La visite en Haïti du secrétaire général de l’Organisation des États américains (OEA), Albert R. Ramdin, intervient dans un contexte politique particulièrement tendu. Profitant de sa présence dans le pays, l’Opposition progressiste lui adresse une lettre ouverte dans laquelle elle demande à l’organisation régionale de revoir son approche de la crise haïtienne et de ne pas cautionner, selon elle, un processus électoral déjà contesté.

Dans cette correspondance signée par Delson Cius, Jeantel Joseph, Me Anibal Coffy et Jonas Coffy, les auteurs reviennent sur plusieurs années d’accompagnement de l’OEA en Haïti. Ils dressent un constat amer : insécurité persistante, expansion des groupes armés, institutions fragilisées, difficultés sociales et crises politiques à répétition. À leurs yeux, l’expérience accumulée devrait pousser l’organisation à adopter une nouvelle manière d’aborder la situation haïtienne.

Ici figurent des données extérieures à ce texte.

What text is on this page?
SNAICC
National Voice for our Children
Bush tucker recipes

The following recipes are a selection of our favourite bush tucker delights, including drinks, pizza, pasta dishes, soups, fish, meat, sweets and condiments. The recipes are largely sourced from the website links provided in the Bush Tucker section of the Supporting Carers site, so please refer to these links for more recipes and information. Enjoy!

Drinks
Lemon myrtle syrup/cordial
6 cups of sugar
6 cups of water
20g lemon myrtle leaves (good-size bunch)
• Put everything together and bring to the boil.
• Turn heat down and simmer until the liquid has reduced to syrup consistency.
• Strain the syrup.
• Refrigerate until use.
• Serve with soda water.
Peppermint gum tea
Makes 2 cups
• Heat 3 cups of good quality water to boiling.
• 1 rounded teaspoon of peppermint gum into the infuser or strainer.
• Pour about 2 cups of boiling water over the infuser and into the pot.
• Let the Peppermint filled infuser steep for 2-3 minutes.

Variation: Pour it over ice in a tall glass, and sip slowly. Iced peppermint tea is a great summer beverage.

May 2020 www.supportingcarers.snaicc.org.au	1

Les signataires s’en prennent également au gouvernement dirigé par le Premier ministre Alix Didier Fils-Aimé. Ils contestent sa légitimité politique et lui reprochent notamment une gouvernance qu’ils jugent inefficace, ainsi que des pratiques qu’ils qualifient de népotistes et de corrompues. Ces accusations reflètent une opposition assumée au fonctionnement actuel du pouvoir.

Mais c’est surtout la question électorale qui inquiète les auteurs de la lettre. Ils estiment que certaines règles du processus pourraient écarter des partis et des candidats disposant d’un véritable ancrage populaire. Ils expriment aussi leurs réserves sur l’indépendance du Conseil électoral provisoire (CEP), craignant qu’un processus mal accepté ne débouche sur une nouvelle crise de légitimité.

Pour autant, l’Opposition progressiste affirme qu’elle ne tourne pas le dos aux élections. Elle dit vouloir participer au scrutin, avec des candidats déjà choisis, mais souhaite que les règles soient les mêmes pour tous. Elle réclame des élections transparentes, crédibles et inclusives, dans lesquelles chaque courant politique puisse défendre ses idées et où les électeurs puissent réellement choisir leurs représentants.

Au-delà des accusations et des divergences politiques, la lettre adresse surtout un appel à Albert Ramdin : écouter, observer et prendre le temps de comprendre la réalité vécue par les Haïtiens. Les signataires demandent à l’OEA de jouer un rôle impartial et de contribuer à rétablir la confiance autour du processus électoral. Pour eux, le pays n’a plus besoin d’un scrutin qui approfondirait les divisions, mais d’une démarche capable de rapprocher les acteurs et de redonner aux citoyens confiance dans leur avenir démocratique.